校長室より

【校長室】読書のススメ(1学年POP展示)

 四季折々の気候の変化や、祭りやイベントなどの季節に応じた様々な活動を楽しむことができることが我が国の大きな魅力であることは、皆さんも感じていることと思います。

 しかし今年は、観測史上最も暑い夏と言われ、本来快適で過ごしやすく最も行楽に向いているとされる「秋」が訪れたと思ったら、アッという間に気温が下がり、冬の訪れを感じずにはいられない状況となり、日本の大切な魅力が無くなってしまうのではという危機感を感じました。

 本来「秋」は何をするのにも適切な時期であることから、「食欲の秋」「スポーツの秋」「味覚の秋」「芸術の秋」などと言われますが、こと学問的に考えると「読書の秋」も見過ごせないワードの一つです。こうした気候の良い時期に、時間を確保して、じっくりと読書に耽るのも、我が国ならではの文化なのではないでしょうか。

 近年デジタル書籍が普及し、紙の本を手にする機会が急激に減少する中、本校1年生は、紙を媒体とした現代の文学作品と向き合い、「本」を読むことから得られる学びを大切にし、読書への志向を高めるために、夏季休業中に1冊の文庫本を読み、自分が感じたその本の魅力を他者に伝えるための「POP」の制作に挑戦しました。

 「POP」とは「Point of purchase advertising」を略したもので、「ポップ」あるいは「ピーオーピー」と呼ばれ、紙や布、ボードなどに名称や価格、セールスポイントや説明文などを記して陳列された品物の魅力を伝えるもので、私たちも、日常生活で立ち寄るスーパーや飲食店などで良く目にする広報媒体のことを示します。
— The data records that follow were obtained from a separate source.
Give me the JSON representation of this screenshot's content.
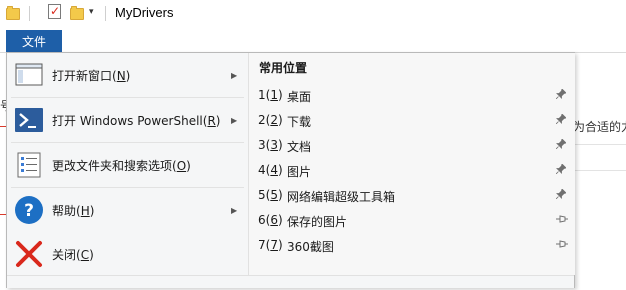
{
  "window": {
    "title": "MyDrivers"
  },
  "quick_access": {
    "icons": [
      "folder-icon",
      "properties-check-icon",
      "new-folder-icon",
      "customize-dropdown-icon"
    ],
    "dropdown_glyph": "▾"
  },
  "file_tab": {
    "label": "文件",
    "accent": "#1e5fa8"
  },
  "background": {
    "left_fragment": "号",
    "right_fragment": "为合适的力"
  },
  "menu": {
    "items": [
      {
        "label_prefix": "打开新窗口(",
        "accel": "N",
        "label_suffix": ")",
        "icon": "new-window-icon",
        "has_submenu": true
      },
      {
        "label_prefix": "打开 Windows PowerShell(",
        "accel": "R",
        "label_suffix": ")",
        "icon": "powershell-icon",
        "has_submenu": true
      },
      {
        "label_prefix": "更改文件夹和搜索选项(",
        "accel": "O",
        "label_suffix": ")",
        "icon": "folder-options-icon",
        "has_submenu": false
      },
      {
        "label_prefix": "帮助(",
        "accel": "H",
        "label_suffix": ")",
        "icon": "help-icon",
        "has_submenu": true
      },
      {
        "label_prefix": "关闭(",
        "accel": "C",
        "label_suffix": ")",
        "icon": "close-icon",
        "has_submenu": false
      }
    ],
    "submenu_arrow": "▶"
  },
  "recent": {
    "heading": "常用位置",
    "items": [
      {
        "num": "1",
        "accel": "1",
        "name": "桌面",
        "pin": "📌"
      },
      {
        "num": "2",
        "accel": "2",
        "name": "下载",
        "pin": "📌"
      },
      {
        "num": "3",
        "accel": "3",
        "name": "文档",
        "pin": "📌"
      },
      {
        "num": "4",
        "accel": "4",
        "name": "图片",
        "pin": "📌"
      },
      {
        "num": "5",
        "accel": "5",
        "name": "网络编辑超级工具箱",
        "pin": "📌"
      },
      {
        "num": "6",
        "accel": "6",
        "name": "保存的图片",
        "pin": "⊸"
      },
      {
        "num": "7",
        "accel": "7",
        "name": "360截图",
        "pin": "⊸"
      }
    ]
  },
  "colors": {
    "accent": "#1e5fa8",
    "menu_bg": "#f5f6f7",
    "close_red": "#d9281c",
    "help_blue": "#1d6fc4"
  }
}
 POPは、単に品物の情報を伝えるのではなく、いかに消費者や利用者の目を引き、その品物への興味を掻き立てられるかを目的とするもので、品物の魅力を端的かつインパクトのある表現で伝え、購買意欲や利用意欲を高める効果が求められます。

 生徒たちは、それぞれ興味のある本を1冊選び、じっくりとその内容を鑑賞したのちに、どんなPOPを作れば自分が感じたその本の魅力を他の生徒と共有し手に取ってもらえるのかを工夫し、A5版という限られた紙面に表現しました。

 それぞれが作成したPOPは、9月にクラス内で生徒同士による予備審査が行われ、その後、優秀な作品が生徒昇降口の掲示板に展示され、1学年の生徒全員の投票による最終審査が行われました。

 展示された作品は、どれも丁寧に描かれ、それぞれに個性があり、同じ本をテーマとしたPOPでも全く違う雰囲気の作品に仕上がっていました。また、色遣いや挿絵の構図、フォントの形状や大きさなどに拘りがあり、個性的なインパクトを放つとともに上手にその本の魅力をアピールするものばかりで、私自身も「この本はどんな本なんだろう」と興味を掻き立てられました。

 10月中旬には審査結果がまとまり、最優秀賞に「姜尚中と読む夏目漱石(姜尚中)」のPOPを作成した1年1組の久保田絢香さん、優秀賞には「女の子はどう生きるか、教えて上野先生!(上野千鶴子)」のPOPを作成した1年1組の阿部莉音さん、学年主任賞には「『お客様』がやかましい(森真一)」のPOPを作成した1年2組の島崎実穂さんが選ばれました。また、私が最も興味を惹かれた作品として1年7組の柴良枝さんの作品「その情報、本当ですか?(塚田祐之)」に校長賞を贈りました。

 生徒たちが作成したPOPは、現在それぞれのテーマとなった本とともに図書室に展示されています。2学期末までの展示期間となっていますので、1年生だけでなく上級生を含めた多くの生徒たちに見に行ってほしいと思います。

 また、こうしたPOPの作成や、展示作品の見学をきっかけに29,900冊の蔵書を誇る図書室に足を運び、自分の趣味や趣向にあった本を探してみてはいかがでしょうか?

 もしかしたら、偶然手に取った1冊には、皆さんのこの先の人生に大きく影響するような刺激的なことが書かれているかもしれません。